Expectant mothers with lupus face an array of potential adverse pregnancy outcomes, including fetal or neonatal death, delivery before 36 weeks, a small-for-gestational-age neonate, and preeclampsia. Mothers with anti-Ro antibodies also may give birth to children with cardiac and/or cutaneous disease referred to as neonatal lupus. Several recent studies by NYU Langone researchers, however, have identified multiple biomarkers that may help predict and manage the associated risks and improve outcomes.
Among the advances, Jill P. Buyon, MD, the Lady Va and Sir Deryck Maughan Professor of Rheumatology, director of the Division of Rheumatology, and director of NYU Langone’s Lupus Center, first authored a multi-center study concluding that pregnancy for women with lupus is safer than previously thought. The National Institutes of Health-funded study of 385 expectant mothers found that 81 percent delivered full-term, normal-weight, and healthy babies.
The study, part of the Predictors of Pregnancy Outcome: Biomarkers in Antiphospholipid Antibody Syndrome and Systemic Lupus Erythematosus (PROMISSE) multi-center collaboration, under the directorship of Jane Salmon, MD, the Collette Kean Research Professor at Hospital for Special Surgery, also identified multiple risk factors for adverse outcomes. Beyond the presence of active disease and flare-ups during pregnancy, Dr. Buyon and her colleagues linked a positive lupus anticoagulant test, antihypertensive use, absence of a rise of complement 3, and low platelet count with adverse pregnancy outcomes.
For pregnant women with inactive or stable mild to moderate SLE and none of the identified risk factors, the study found infrequent flares and highly favorable outcomes. “Our new study is quite reassuring since in the majority of cases, both mother and baby can do well if lupus is under control at conception,” Dr. Buyon says.

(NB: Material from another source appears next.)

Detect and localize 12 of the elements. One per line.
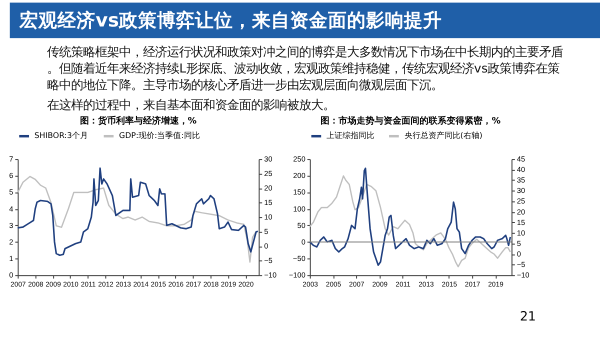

New Markers for Cardiac Neonatal Lupus
Related studies are identifying new biomarkers that may help doctors assess the severity of the major cardiac manifestation of neonatal lupus, which includes congenital heart block and cardiomyopathy. Mothers with one newborn afflicted by the condition have a significantly higher risk of having another baby with the same condition.
Amit Saxena, MD, assistant professor of medicine, says complete heart block is irreversible, meaning that associated markers may not initially aid in prevention. “With biomarkers, we can try to gauge the severity of the disease in order to treat neonates and children more effectively, and try to find therapeutic targets that we might be able to use to prevent the disease in the future with novel drugs,” he says.
Although exposure to maternal anti-Ro antibodies is required for heart block, only 2 percent of those exposed in utero ultimately get the condition. Dr. Saxena says the NYU Langone-led National Research Registry for Neonatal Lupus, which includes children with a myriad of manifestations of neonatal lupus such as cardiac disease, rash, liver abnormalities and cytopenias, their unaffected siblings, and their parents, has allowed the team to test whether other specific biomarkers might better predict disease onset and disease severity.
The researchers found that levels of C-reactive protein, or CRP, in cord blood may provide one such marker. Patients with cardiac neonatal lupus had elevated levels of the protein, whereas their unaffected siblings did not. The finding showed for the first time that exposure to a maternal antibody can induce a fetal inflammatory response.
Further efforts suggested that CRP is associated with both the development and severity of disease. “Now we have a biomarker that’s easily used because it’s so common, and we can track it in children to get a sense of how much inflammation is going on and how aggressively we may need to treat these patients after birth,” Dr. Saxena says.
The collaborators also found elevated levels of the N-terminal of the prohormone brain natriuretic peptide in affected children, suggesting its potential as a diagnostic during amniocentesis. Similarly, the research found a positive association between neonatal heart block and elevated levels of cardiac fibrosis markers, including matrix metalloproteinase-2, and the urokinase plasminogen activator, its receptor and plasminogen proteins. An assessment of vitamin D yielded less clear results, though the data hinted at a link between higher levels in pregnant mothers and ultimately less severe symptoms in their affected children. If that link is borne out, the researchers say, optimizing maternal vitamin D levels might aid the management of anti-Ro positive pregnancies.